Read more on geomap results

Entity Details Browser

The cells in a tabular display or the popups in a geomap result might contain buttons in some cases:

  • A button with a symbol followed by the name or ID of an entity represents an entity. When clicked, the details of the entity will show up in an Entity Details Browser popup window.
  • A button labeled ⊞ Show represents a table property of the entity. When clicked, the table will be displayed in a popup window.

Saving and Loading an Analysis

At any time, you may click the 🖫 Save and ⮬ Load buttons next to the Analysis Options heading. When saving an analysis, the current options are stored to a file, which is downloaded automatically by the browser. To restore saved analysis options, click the ⮬ Load button and select the downloaded analysis file.

Note that saving and loading only affects the analysis options, not the result of the analysis. That is, when an analysis is loaded the tool will restore the stored analysis options in the user interface and then automatically run the analysis on the current live data.

Refreshing the Database

Spacialist Data Analyzer works with a cached local copy of a subset of the database to speed up analysis. By clicking the button in the header of the Database Structure pane, the tool will refresh the local database cache based on current live data from the database. This process may take a couple of seconds.
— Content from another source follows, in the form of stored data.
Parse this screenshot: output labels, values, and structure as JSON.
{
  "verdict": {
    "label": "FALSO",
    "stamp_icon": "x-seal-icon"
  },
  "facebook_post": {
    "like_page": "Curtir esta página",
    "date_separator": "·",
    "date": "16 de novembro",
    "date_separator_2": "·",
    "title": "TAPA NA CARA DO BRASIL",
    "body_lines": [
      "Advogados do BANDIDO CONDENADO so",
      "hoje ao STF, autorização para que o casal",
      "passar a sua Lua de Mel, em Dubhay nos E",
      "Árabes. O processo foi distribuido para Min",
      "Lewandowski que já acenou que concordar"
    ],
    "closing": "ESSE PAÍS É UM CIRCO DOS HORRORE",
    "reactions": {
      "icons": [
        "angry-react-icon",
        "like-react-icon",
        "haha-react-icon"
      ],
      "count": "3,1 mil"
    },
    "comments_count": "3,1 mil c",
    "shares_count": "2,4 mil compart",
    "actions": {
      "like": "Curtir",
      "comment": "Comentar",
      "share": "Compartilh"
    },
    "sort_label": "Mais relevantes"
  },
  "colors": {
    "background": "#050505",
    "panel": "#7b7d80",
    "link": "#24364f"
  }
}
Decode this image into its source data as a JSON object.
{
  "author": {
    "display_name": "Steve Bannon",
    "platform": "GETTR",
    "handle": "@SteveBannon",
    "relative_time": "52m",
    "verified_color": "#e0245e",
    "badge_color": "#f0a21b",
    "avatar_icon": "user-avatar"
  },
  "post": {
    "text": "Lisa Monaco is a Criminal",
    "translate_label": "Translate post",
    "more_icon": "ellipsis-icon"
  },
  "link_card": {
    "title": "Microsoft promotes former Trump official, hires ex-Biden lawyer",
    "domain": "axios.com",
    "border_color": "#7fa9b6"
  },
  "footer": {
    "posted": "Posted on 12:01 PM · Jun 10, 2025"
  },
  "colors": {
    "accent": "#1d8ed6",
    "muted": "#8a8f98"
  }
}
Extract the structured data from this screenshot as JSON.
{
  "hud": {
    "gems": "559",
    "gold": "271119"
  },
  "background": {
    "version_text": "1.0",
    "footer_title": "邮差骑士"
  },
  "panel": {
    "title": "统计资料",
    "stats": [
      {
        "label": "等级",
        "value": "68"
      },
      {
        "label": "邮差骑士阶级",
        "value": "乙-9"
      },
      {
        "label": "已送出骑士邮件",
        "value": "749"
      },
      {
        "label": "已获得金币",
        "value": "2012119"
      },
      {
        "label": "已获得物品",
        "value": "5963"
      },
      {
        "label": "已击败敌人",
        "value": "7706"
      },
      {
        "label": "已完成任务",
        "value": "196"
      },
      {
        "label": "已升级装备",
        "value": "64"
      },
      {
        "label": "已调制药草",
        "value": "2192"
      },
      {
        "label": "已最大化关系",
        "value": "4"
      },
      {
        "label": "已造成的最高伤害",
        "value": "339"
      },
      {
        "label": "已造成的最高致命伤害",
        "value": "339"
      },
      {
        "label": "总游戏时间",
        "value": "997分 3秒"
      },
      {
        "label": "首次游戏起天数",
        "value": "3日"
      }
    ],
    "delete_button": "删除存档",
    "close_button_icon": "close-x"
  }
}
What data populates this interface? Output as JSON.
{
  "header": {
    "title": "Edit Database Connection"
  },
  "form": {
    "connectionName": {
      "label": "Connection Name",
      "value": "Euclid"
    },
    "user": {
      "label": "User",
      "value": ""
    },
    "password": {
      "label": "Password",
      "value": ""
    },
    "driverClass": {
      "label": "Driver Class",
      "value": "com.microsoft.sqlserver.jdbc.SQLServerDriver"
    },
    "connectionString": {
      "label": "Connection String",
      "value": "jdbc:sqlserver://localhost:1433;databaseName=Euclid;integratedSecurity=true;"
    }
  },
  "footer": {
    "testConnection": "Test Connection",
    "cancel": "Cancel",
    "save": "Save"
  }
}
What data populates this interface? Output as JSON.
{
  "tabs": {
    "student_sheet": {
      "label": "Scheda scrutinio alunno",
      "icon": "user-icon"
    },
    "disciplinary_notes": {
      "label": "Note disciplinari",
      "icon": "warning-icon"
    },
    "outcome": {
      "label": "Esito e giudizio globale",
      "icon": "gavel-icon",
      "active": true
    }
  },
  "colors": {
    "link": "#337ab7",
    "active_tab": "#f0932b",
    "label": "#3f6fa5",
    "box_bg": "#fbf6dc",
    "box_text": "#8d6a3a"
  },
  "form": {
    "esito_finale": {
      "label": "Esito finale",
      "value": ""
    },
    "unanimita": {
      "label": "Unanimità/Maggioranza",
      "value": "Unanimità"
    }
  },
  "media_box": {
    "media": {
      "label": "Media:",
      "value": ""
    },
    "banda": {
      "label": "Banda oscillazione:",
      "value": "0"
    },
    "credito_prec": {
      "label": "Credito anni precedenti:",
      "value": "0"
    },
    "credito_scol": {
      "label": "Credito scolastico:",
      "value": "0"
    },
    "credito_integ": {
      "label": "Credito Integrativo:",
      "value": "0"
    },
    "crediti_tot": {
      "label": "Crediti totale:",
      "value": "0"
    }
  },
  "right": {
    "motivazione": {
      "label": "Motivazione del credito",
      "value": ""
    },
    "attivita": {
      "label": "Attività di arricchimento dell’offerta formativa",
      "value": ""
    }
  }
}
If the data model of your database contains computed properties, the tool will start processing those computed properties in the background. This may take several minutes, depending on the complexity of computed properties and the number of entities in the database. However, most of the data will be available for analysis during this background processing. During background processing the status line next to the button will read "Processing in background".